Abstract

This paper proposes the Mobility-Aware Resource Reservation Protocol (MARSVP) in which mobility and QoS signaling are performed as a single functional block. The key concept of MARSVP is to convey mobility-specific information (binding updates and their associated acknowledgments) by using newly defined RSVP objects embedded in existing RSVP messages. An appealing feature of MARSVP is that it adheres to the current RSVP standard (RFC 2205) and thus requires minimal changes to end nodes without affecting any of the conventional RSVP routers in between. The proposed mechanism is evaluated using a simulation model for application-level performance and an analytical model for network-level signaling cost.
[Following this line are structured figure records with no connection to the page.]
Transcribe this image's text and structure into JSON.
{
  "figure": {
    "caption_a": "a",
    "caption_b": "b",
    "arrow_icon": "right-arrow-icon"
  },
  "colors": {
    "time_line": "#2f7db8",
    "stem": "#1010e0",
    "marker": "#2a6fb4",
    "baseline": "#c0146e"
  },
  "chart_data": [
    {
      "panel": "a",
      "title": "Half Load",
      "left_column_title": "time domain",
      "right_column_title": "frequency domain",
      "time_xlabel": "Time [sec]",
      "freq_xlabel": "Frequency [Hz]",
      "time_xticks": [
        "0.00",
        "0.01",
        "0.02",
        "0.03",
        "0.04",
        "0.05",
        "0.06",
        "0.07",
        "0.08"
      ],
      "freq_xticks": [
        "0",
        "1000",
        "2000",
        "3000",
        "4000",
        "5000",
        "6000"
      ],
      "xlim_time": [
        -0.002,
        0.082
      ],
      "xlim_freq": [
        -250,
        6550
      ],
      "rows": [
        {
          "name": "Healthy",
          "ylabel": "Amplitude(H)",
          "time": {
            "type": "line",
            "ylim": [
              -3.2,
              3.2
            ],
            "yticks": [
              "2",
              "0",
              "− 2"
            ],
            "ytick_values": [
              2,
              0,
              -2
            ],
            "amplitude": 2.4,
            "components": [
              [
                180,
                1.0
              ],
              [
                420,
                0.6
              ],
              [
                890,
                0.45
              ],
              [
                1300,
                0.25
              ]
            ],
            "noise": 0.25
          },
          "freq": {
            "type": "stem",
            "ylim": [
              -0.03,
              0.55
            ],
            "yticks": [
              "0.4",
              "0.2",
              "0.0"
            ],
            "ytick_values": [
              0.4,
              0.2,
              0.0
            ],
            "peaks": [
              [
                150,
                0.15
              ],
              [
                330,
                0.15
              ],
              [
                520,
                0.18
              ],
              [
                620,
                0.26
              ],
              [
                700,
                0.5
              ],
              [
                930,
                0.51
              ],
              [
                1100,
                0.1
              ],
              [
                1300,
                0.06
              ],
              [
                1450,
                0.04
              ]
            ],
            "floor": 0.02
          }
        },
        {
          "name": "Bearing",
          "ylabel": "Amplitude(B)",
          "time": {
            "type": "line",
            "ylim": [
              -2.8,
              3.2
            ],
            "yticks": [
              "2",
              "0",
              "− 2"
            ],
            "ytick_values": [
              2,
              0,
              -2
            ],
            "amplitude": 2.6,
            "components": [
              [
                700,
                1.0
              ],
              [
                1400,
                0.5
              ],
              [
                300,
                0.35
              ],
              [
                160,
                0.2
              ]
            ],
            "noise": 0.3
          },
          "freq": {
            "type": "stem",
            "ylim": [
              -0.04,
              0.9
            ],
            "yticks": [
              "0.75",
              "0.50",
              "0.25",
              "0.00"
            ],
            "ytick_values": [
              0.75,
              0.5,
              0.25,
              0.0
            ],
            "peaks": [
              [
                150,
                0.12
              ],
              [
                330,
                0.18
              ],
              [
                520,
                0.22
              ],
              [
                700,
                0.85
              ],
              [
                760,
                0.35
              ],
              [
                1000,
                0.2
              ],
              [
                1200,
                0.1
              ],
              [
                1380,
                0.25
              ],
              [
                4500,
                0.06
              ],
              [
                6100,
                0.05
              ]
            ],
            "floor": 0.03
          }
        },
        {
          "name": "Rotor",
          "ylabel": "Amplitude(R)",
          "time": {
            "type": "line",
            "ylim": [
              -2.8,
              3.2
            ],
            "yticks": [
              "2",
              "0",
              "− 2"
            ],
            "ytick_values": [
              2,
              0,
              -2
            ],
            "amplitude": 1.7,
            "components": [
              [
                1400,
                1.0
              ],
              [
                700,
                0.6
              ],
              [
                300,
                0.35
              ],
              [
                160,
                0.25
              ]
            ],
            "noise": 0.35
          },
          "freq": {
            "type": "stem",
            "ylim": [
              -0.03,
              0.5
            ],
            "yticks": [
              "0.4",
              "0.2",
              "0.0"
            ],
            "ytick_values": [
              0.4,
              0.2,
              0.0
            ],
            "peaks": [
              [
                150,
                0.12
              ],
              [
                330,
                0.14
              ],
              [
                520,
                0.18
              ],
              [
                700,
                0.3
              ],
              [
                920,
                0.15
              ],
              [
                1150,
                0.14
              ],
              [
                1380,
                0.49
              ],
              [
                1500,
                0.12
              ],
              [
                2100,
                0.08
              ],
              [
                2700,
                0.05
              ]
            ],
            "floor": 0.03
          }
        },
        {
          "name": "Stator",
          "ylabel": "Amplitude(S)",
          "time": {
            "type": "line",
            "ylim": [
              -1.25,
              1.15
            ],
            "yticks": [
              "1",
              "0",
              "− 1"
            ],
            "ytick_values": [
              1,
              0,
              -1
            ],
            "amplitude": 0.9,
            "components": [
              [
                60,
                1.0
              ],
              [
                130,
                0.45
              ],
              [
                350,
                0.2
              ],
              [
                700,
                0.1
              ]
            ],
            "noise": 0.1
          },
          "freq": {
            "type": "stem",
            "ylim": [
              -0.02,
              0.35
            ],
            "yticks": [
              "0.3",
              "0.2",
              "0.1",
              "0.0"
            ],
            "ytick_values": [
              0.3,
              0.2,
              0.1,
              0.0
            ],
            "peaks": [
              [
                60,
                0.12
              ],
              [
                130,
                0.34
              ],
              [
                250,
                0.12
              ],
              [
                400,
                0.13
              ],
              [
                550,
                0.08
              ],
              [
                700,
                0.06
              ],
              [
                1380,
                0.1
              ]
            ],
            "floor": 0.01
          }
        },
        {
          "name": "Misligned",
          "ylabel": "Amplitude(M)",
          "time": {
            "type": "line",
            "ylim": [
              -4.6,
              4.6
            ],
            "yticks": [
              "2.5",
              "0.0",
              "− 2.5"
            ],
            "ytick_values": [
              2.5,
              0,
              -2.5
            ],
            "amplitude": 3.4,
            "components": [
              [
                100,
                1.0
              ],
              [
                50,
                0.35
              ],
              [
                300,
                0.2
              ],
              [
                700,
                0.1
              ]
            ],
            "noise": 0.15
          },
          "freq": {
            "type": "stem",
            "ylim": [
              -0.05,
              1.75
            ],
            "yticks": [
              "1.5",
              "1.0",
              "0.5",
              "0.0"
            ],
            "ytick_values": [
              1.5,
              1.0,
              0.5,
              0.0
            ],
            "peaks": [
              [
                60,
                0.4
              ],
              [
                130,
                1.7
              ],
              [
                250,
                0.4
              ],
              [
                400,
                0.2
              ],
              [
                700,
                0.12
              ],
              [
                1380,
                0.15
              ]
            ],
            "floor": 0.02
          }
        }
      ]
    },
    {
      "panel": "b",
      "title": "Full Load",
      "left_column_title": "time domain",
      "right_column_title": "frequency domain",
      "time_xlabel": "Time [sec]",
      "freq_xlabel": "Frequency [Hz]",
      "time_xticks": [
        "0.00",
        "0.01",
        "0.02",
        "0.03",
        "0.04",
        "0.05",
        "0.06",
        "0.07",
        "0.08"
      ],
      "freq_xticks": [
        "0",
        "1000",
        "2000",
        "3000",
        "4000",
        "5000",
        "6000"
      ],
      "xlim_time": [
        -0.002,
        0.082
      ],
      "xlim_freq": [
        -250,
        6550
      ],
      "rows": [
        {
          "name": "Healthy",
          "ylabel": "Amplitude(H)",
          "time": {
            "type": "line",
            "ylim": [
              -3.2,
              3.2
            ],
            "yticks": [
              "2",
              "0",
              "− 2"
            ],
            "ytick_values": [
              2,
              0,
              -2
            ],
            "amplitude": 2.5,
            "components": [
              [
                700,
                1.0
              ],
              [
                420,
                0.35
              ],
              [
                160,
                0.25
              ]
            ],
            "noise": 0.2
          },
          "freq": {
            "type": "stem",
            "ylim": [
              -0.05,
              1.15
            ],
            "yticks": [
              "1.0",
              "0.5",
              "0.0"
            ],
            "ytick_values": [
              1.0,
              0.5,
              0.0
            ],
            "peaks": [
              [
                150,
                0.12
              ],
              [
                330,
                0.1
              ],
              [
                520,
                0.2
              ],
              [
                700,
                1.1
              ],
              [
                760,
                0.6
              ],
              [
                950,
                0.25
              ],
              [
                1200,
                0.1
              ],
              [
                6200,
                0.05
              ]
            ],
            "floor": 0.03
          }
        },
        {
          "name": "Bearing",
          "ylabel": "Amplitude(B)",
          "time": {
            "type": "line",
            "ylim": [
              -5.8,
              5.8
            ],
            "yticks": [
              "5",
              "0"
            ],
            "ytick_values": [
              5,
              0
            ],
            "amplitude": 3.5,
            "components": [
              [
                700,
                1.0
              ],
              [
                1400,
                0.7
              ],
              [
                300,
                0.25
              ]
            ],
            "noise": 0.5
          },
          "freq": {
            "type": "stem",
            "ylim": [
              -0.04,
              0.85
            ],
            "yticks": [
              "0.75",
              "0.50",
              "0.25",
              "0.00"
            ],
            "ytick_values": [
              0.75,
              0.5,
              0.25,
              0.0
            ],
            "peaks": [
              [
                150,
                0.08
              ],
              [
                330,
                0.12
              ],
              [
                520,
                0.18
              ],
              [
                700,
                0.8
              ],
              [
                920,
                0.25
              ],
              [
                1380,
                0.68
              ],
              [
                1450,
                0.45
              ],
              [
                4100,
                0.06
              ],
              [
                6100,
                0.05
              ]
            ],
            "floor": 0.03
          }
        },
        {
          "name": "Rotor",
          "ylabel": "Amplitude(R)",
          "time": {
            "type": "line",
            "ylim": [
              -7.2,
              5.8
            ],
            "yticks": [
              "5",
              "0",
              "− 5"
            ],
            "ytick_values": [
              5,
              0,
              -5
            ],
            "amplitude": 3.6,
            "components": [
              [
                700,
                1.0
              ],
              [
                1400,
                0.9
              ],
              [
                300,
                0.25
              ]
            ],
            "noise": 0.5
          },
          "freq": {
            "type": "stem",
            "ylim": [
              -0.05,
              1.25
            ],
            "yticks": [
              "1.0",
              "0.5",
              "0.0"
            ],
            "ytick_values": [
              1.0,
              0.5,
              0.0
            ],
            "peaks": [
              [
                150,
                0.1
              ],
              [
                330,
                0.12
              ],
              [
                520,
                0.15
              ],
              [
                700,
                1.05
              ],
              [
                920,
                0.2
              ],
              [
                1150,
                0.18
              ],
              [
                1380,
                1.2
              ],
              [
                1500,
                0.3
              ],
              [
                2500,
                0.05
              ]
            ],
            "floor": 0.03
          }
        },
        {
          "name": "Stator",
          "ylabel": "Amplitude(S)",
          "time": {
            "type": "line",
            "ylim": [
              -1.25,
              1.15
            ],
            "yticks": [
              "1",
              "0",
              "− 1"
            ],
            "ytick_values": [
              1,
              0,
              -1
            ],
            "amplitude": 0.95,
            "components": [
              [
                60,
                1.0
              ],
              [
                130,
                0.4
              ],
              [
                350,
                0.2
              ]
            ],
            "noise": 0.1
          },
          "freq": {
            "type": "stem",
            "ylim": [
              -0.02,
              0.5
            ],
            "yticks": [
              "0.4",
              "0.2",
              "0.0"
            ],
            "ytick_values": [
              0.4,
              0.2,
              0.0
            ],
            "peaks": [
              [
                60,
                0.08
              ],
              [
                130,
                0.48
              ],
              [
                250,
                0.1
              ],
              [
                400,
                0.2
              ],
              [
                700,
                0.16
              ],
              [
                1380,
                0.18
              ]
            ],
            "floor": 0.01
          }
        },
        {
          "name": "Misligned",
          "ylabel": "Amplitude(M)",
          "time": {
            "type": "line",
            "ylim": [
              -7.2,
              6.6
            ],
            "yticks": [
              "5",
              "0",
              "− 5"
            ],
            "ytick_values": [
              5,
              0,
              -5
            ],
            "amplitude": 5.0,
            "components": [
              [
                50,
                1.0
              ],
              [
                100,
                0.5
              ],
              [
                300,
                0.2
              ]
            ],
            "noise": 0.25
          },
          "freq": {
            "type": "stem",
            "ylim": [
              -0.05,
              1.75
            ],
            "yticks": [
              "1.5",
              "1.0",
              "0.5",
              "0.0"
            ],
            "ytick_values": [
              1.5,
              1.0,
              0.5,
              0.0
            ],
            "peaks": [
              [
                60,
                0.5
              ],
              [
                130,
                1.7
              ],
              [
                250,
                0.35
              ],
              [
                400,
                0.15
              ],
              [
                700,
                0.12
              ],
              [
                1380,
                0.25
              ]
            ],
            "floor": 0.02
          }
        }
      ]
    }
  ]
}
Simulation results indicate a 27.9% improvement in QoS interruption when using Mobile IPv6 (MIPv6), 12.5% when using Hierarchical Mobile IPv6 (HMIPv6), and no improvement when using Fast Handovers for MIPv6 (FMIPv6). On the network-level, signaling cost savings of 9.4% and 11.9% are achieved for MIPv6 and HMIPv6, respectively, while FMIPv6 achieves savings of 17.9% when using Voice-over-IP traffic and 26.7% for Video-over-IP traffic. The results of the conducted studies indicate MARSVP’s superiority to conventional RSVP when deployed over wireless networks.